FEES membutuhkan peralatan khusus dan operator yang terampil, dan tidak dapat digunakan
untuk mengevaluasi fase oral dan fase esofagus selama menelan. Meskipun sensitivitas deteksi
bedside screening sebagus metode instrumental, bedside screening mudah, noninvasif,
berulang, dan dapat dimasukkan ke dalam klinis harian latihan. Bedside screening of dysphagia
telah terbukti secara efektif mengurangi angka kejadian pneumonia, dan skrining disfagia
secara bertahap telah dimasukkan ke dalam pedoman untuk perawatan pasien stroke akut
Pasien stroke akut yang memerlukan perawatan kritis memiliki angka SAP lebih tinggi,
karena pasien ini memiliki kondisi yang berkaitan dengan defisit neurologis yang lebih parah
termasuk disfagia. Tujuan dari penelitian ini adalah untuk menilai efektivitas bedside swallowing
screening untuk pencegahan SAP dipasien stroke akut dirawat di unit perawatan intensif
(ICU).2.
Metode
2.1. Pasien
Sekitar 1200 pasien stroke akut dirawat setiap tahun di National Rumah Sakit Universitas
Taiwan (NTUH), dan sekitar 350 pasien dirawat di ICU stroke. ICU stroke memiliki 12 tempat
tidur, dan terutama pasien stroke akut yang membutuhkan perawatan intensif dan pemantauan.

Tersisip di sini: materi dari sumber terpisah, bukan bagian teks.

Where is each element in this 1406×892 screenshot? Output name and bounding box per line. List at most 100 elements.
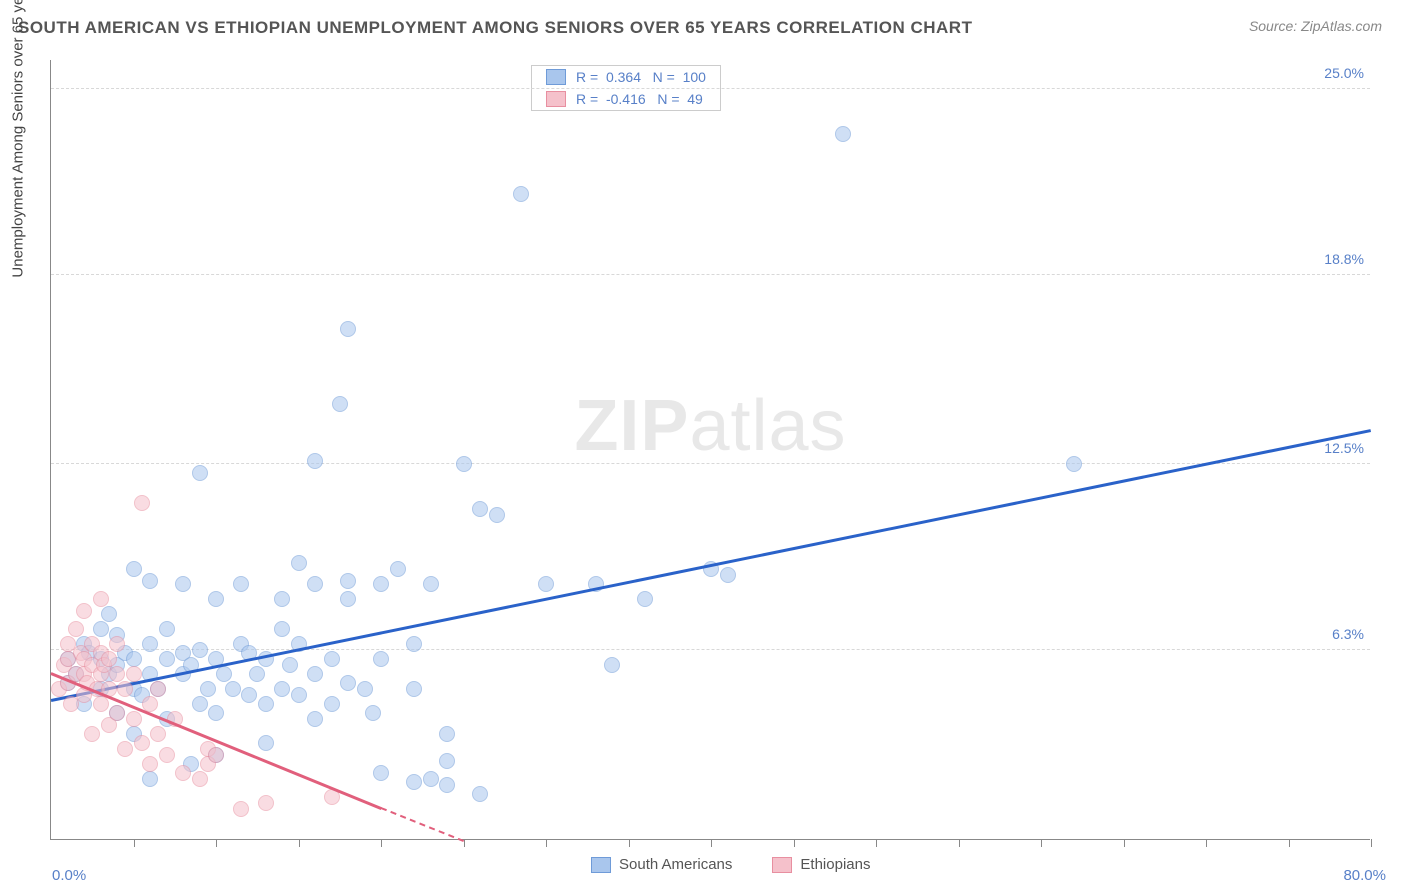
data-point	[159, 651, 175, 667]
data-point	[258, 735, 274, 751]
data-point	[258, 696, 274, 712]
data-point	[159, 621, 175, 637]
data-point	[406, 636, 422, 652]
data-point	[604, 657, 620, 673]
data-point	[101, 651, 117, 667]
data-point	[332, 396, 348, 412]
data-point	[192, 771, 208, 787]
data-point	[134, 735, 150, 751]
plot-area: ZIPatlas R = 0.364 N = 100 R = -0.416 N =…	[50, 60, 1370, 840]
data-point	[274, 681, 290, 697]
source-label: Source: ZipAtlas.com	[1249, 18, 1382, 34]
legend-stats: R = 0.364 N = 100	[576, 69, 706, 85]
data-point	[538, 576, 554, 592]
x-tick	[794, 839, 795, 847]
legend-row: R = 0.364 N = 100	[532, 66, 720, 88]
x-tick	[629, 839, 630, 847]
x-tick	[1289, 839, 1290, 847]
y-tick-label: 25.0%	[1324, 65, 1364, 81]
data-point	[150, 726, 166, 742]
data-point	[835, 126, 851, 142]
data-point	[423, 771, 439, 787]
data-point	[307, 453, 323, 469]
chart-title: SOUTH AMERICAN VS ETHIOPIAN UNEMPLOYMENT…	[18, 18, 972, 38]
data-point	[142, 636, 158, 652]
data-point	[225, 681, 241, 697]
data-point	[373, 576, 389, 592]
data-point	[439, 726, 455, 742]
legend-item: Ethiopians	[772, 856, 870, 873]
data-point	[373, 651, 389, 667]
data-point	[150, 681, 166, 697]
data-point	[109, 636, 125, 652]
x-tick	[134, 839, 135, 847]
data-point	[208, 705, 224, 721]
gridline	[51, 88, 1370, 89]
data-point	[117, 741, 133, 757]
data-point	[126, 666, 142, 682]
data-point	[126, 651, 142, 667]
x-tick	[876, 839, 877, 847]
x-tick	[1041, 839, 1042, 847]
x-tick	[299, 839, 300, 847]
data-point	[365, 705, 381, 721]
data-point	[93, 591, 109, 607]
y-tick-label: 18.8%	[1324, 251, 1364, 267]
data-point	[233, 801, 249, 817]
data-point	[258, 795, 274, 811]
data-point	[142, 756, 158, 772]
data-point	[340, 573, 356, 589]
data-point	[373, 765, 389, 781]
legend-swatch	[591, 857, 611, 873]
data-point	[324, 696, 340, 712]
legend-stats: R = -0.416 N = 49	[576, 91, 703, 107]
x-tick	[959, 839, 960, 847]
legend-row: R = -0.416 N = 49	[532, 88, 720, 110]
data-point	[307, 666, 323, 682]
x-tick	[1124, 839, 1125, 847]
x-tick	[216, 839, 217, 847]
data-point	[126, 561, 142, 577]
data-point	[406, 681, 422, 697]
gridline	[51, 463, 1370, 464]
data-point	[134, 495, 150, 511]
y-tick-label: 12.5%	[1324, 440, 1364, 456]
data-point	[175, 576, 191, 592]
data-point	[472, 501, 488, 517]
data-point	[282, 657, 298, 673]
data-point	[233, 576, 249, 592]
y-axis-title: Unemployment Among Seniors over 65 years	[10, 0, 27, 278]
data-point	[68, 621, 84, 637]
x-axis-start-label: 0.0%	[52, 867, 86, 884]
data-point	[439, 777, 455, 793]
data-point	[274, 621, 290, 637]
x-tick	[381, 839, 382, 847]
data-point	[324, 651, 340, 667]
legend-item: South Americans	[591, 856, 732, 873]
data-point	[307, 711, 323, 727]
trend-line	[51, 672, 382, 809]
data-point	[406, 774, 422, 790]
data-point	[200, 681, 216, 697]
data-point	[142, 771, 158, 787]
legend-swatch	[546, 69, 566, 85]
data-point	[720, 567, 736, 583]
data-point	[117, 681, 133, 697]
y-tick-label: 6.3%	[1332, 626, 1364, 642]
data-point	[192, 696, 208, 712]
trend-line	[51, 429, 1371, 701]
x-tick	[711, 839, 712, 847]
data-point	[101, 606, 117, 622]
data-point	[357, 681, 373, 697]
x-axis-end-label: 80.0%	[1343, 867, 1386, 884]
data-point	[109, 705, 125, 721]
legend-series: South Americans Ethiopians	[591, 856, 870, 873]
data-point	[637, 591, 653, 607]
data-point	[93, 621, 109, 637]
data-point	[192, 465, 208, 481]
trend-line-dashed	[381, 807, 464, 842]
data-point	[390, 561, 406, 577]
watermark: ZIPatlas	[574, 385, 846, 467]
data-point	[126, 711, 142, 727]
data-point	[489, 507, 505, 523]
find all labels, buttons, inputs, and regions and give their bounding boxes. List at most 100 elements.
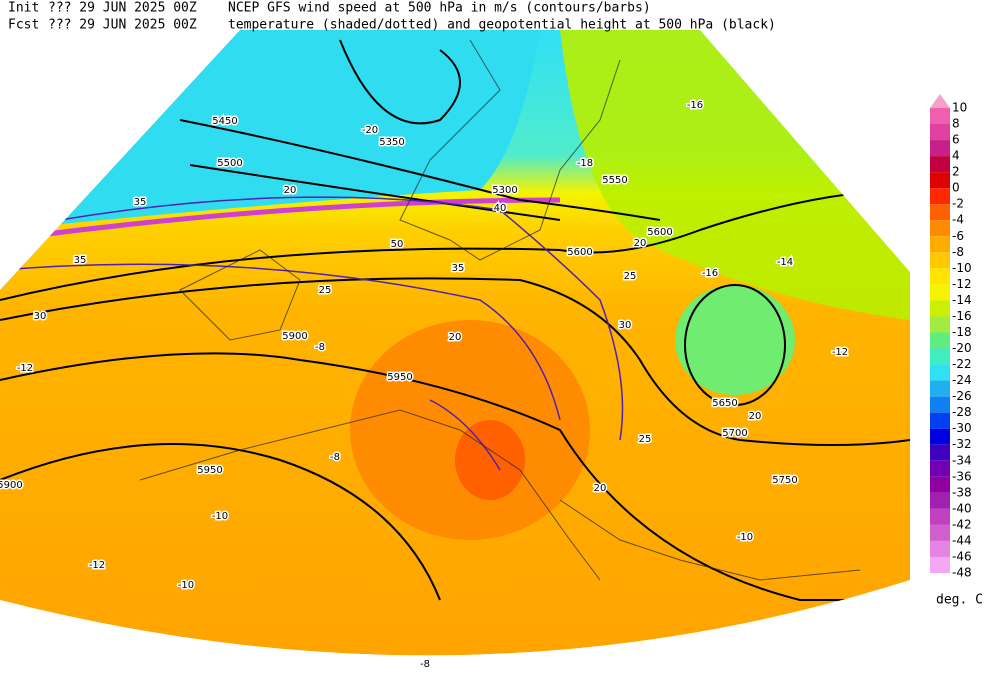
colorbar-swatch	[930, 124, 950, 141]
colorbar-tick-label: 4	[952, 149, 960, 163]
contour-label: 5950	[387, 372, 412, 383]
contour-label: 5750	[772, 475, 797, 486]
contour-label: 5500	[217, 158, 242, 169]
colorbar-swatch	[930, 492, 950, 509]
colorbar-tick-label: 6	[952, 133, 960, 147]
colorbar-tick-label: -12	[952, 277, 972, 291]
colorbar-swatch	[930, 94, 950, 108]
contour-label: -12	[17, 363, 33, 374]
colorbar-swatch	[930, 236, 950, 253]
colorbar-swatch	[930, 172, 950, 189]
contour-label: 5900	[282, 331, 307, 342]
contour-label: 5600	[647, 227, 672, 238]
colorbar-unit: deg. C	[936, 593, 983, 608]
colorbar-swatch	[930, 540, 950, 557]
colorbar-tick-label: -20	[952, 341, 972, 355]
contour-label: 30	[619, 320, 632, 331]
colorbar-swatch	[930, 556, 950, 573]
colorbar-swatch	[930, 396, 950, 413]
colorbar-swatch	[930, 252, 950, 269]
colorbar-tick-label: -14	[952, 293, 972, 307]
colorbar-tick-label: 2	[952, 165, 960, 179]
contour-label: 5450	[212, 116, 237, 127]
contour-label: 30	[34, 311, 47, 322]
contour-label: 35	[74, 255, 87, 266]
colorbar-tick-label: 0	[952, 181, 960, 195]
colorbar-tick-label: -24	[952, 373, 972, 387]
contour-label: 25	[624, 271, 637, 282]
colorbar-swatch	[930, 140, 950, 157]
contour-label: 50	[391, 239, 404, 250]
contour-label: 20	[594, 483, 607, 494]
contour-label: 40	[494, 203, 507, 214]
colorbar-swatch	[930, 508, 950, 525]
contour-label: 20	[749, 411, 762, 422]
colorbar-swatch	[930, 268, 950, 285]
contour-label: 5550	[602, 175, 627, 186]
colorbar-swatch	[930, 460, 950, 477]
title-line2: temperature (shaded/dotted) and geopoten…	[228, 18, 776, 33]
init-time: ??? 29 JUN 2025 00Z	[48, 1, 197, 16]
contour-label: -18	[577, 158, 593, 169]
fcst-label: Fcst	[8, 18, 39, 33]
colorbar-tick-label: -36	[952, 469, 972, 483]
contour-label: 5950	[197, 465, 222, 476]
contour-label: 20	[284, 185, 297, 196]
colorbar-swatch	[930, 524, 950, 541]
colorbar-tick-label: -44	[952, 533, 972, 547]
colorbar-swatch	[930, 156, 950, 173]
contour-label: -12	[89, 560, 105, 571]
map-labels: 5450 5500 5350 5300 5550 5600 5650 5700 5750 5900…	[0, 99, 850, 672]
contour-label: -20	[362, 125, 378, 136]
colorbar-swatch	[930, 412, 950, 429]
colorbar-tick-label: -38	[952, 485, 972, 499]
colorbar-swatch	[930, 364, 950, 381]
contour-label: 25	[639, 434, 652, 445]
contour-label: -8	[420, 659, 430, 670]
contour-label: -10	[178, 580, 194, 591]
colorbar-tick-label: -22	[952, 357, 972, 371]
colorbar-swatch	[930, 108, 950, 125]
contour-label: 5600	[567, 247, 592, 258]
contour-label: -12	[832, 347, 848, 358]
colorbar-tick-label: -42	[952, 517, 972, 531]
contour-label: 5900	[0, 480, 23, 491]
map-field	[0, 30, 910, 656]
colorbar-tick-label: -4	[952, 213, 964, 227]
colorbar-swatch	[930, 444, 950, 461]
contour-label: 5350	[379, 137, 404, 148]
colorbar-swatch	[930, 300, 950, 317]
contour-label: 35	[452, 263, 465, 274]
contour-label: 20	[634, 238, 647, 249]
colorbar-tick-label: -30	[952, 421, 972, 435]
contour-label: 5300	[492, 185, 517, 196]
contour-label: 5650	[712, 398, 737, 409]
colorbar-swatch	[930, 476, 950, 493]
colorbar-swatch	[930, 380, 950, 397]
contour-label: -16	[702, 268, 718, 279]
contour-label: -10	[212, 511, 228, 522]
colorbar-tick-label: 8	[952, 117, 960, 131]
colorbar-tick-label: -10	[952, 261, 972, 275]
colorbar-tick-label: -16	[952, 309, 972, 323]
contour-label: 25	[319, 285, 332, 296]
fcst-time: ??? 29 JUN 2025 00Z	[48, 18, 197, 33]
colorbar-tick-label: -18	[952, 325, 972, 339]
colorbar-tick-label: 10	[952, 101, 967, 115]
colorbar: 10 8 6 4 2 0 -2 -4 -6 -8 -10 -12 -14 -16 -18 -20 -22 -24 -…	[930, 94, 972, 580]
contour-label: -16	[687, 100, 703, 111]
colorbar-tick-label: -8	[952, 245, 964, 259]
contour-label: 5700	[722, 428, 747, 439]
colorbar-swatch	[930, 332, 950, 349]
colorbar-swatch	[930, 348, 950, 365]
colorbar-swatch	[930, 284, 950, 301]
colorbar-tick-label: -28	[952, 405, 972, 419]
contour-label: -8	[330, 452, 340, 463]
colorbar-tick-label: -34	[952, 453, 972, 467]
colorbar-tick-label: -26	[952, 389, 972, 403]
contour-label: 35	[134, 197, 147, 208]
title-line1: NCEP GFS wind speed at 500 hPa in m/s (c…	[228, 1, 651, 16]
colorbar-swatch	[930, 220, 950, 237]
colorbar-tick-label: -6	[952, 229, 964, 243]
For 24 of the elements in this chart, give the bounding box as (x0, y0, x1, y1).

Kriteria untuk masuk ICU yaitu stroke parah (National Institutes of Health Stroke Scale [NIHSS]
scoreN10), stroke iskemik dengan pasien yang menerima terapi trombolitik, tahap stroke
hemoragik akut, frequent transient ischemic attacks (TIA) yang membutuhkan terapi anti-
koagulasi, dan stroke yang dipersulit oleh gagal napas.
Pasien yang berturut-turut dirawat di ICU stroke untuk yang baru onset stroke dari Mei 2006
hingga Maret 2007 direkrut untuk penelitian ini. Mulai Oktober 2006, skrining disfagia untuk
pasien stroke akut sesuai dengan protokol skrining formal, Tiga-Step Swallowing Screen (3-
SSS) digunakan di ICU stroke. Para pasien dibagi menjadi periode pra-skrining (Mei hingga
September 2006) dan periode pasca-skrining (Oktober 2006 hingga Maret 2007) sesuai dengan
tanggal penerimaan.
Kriteria ekslusi
Pasien dengan diagnosis akhir TIA dikecualikan.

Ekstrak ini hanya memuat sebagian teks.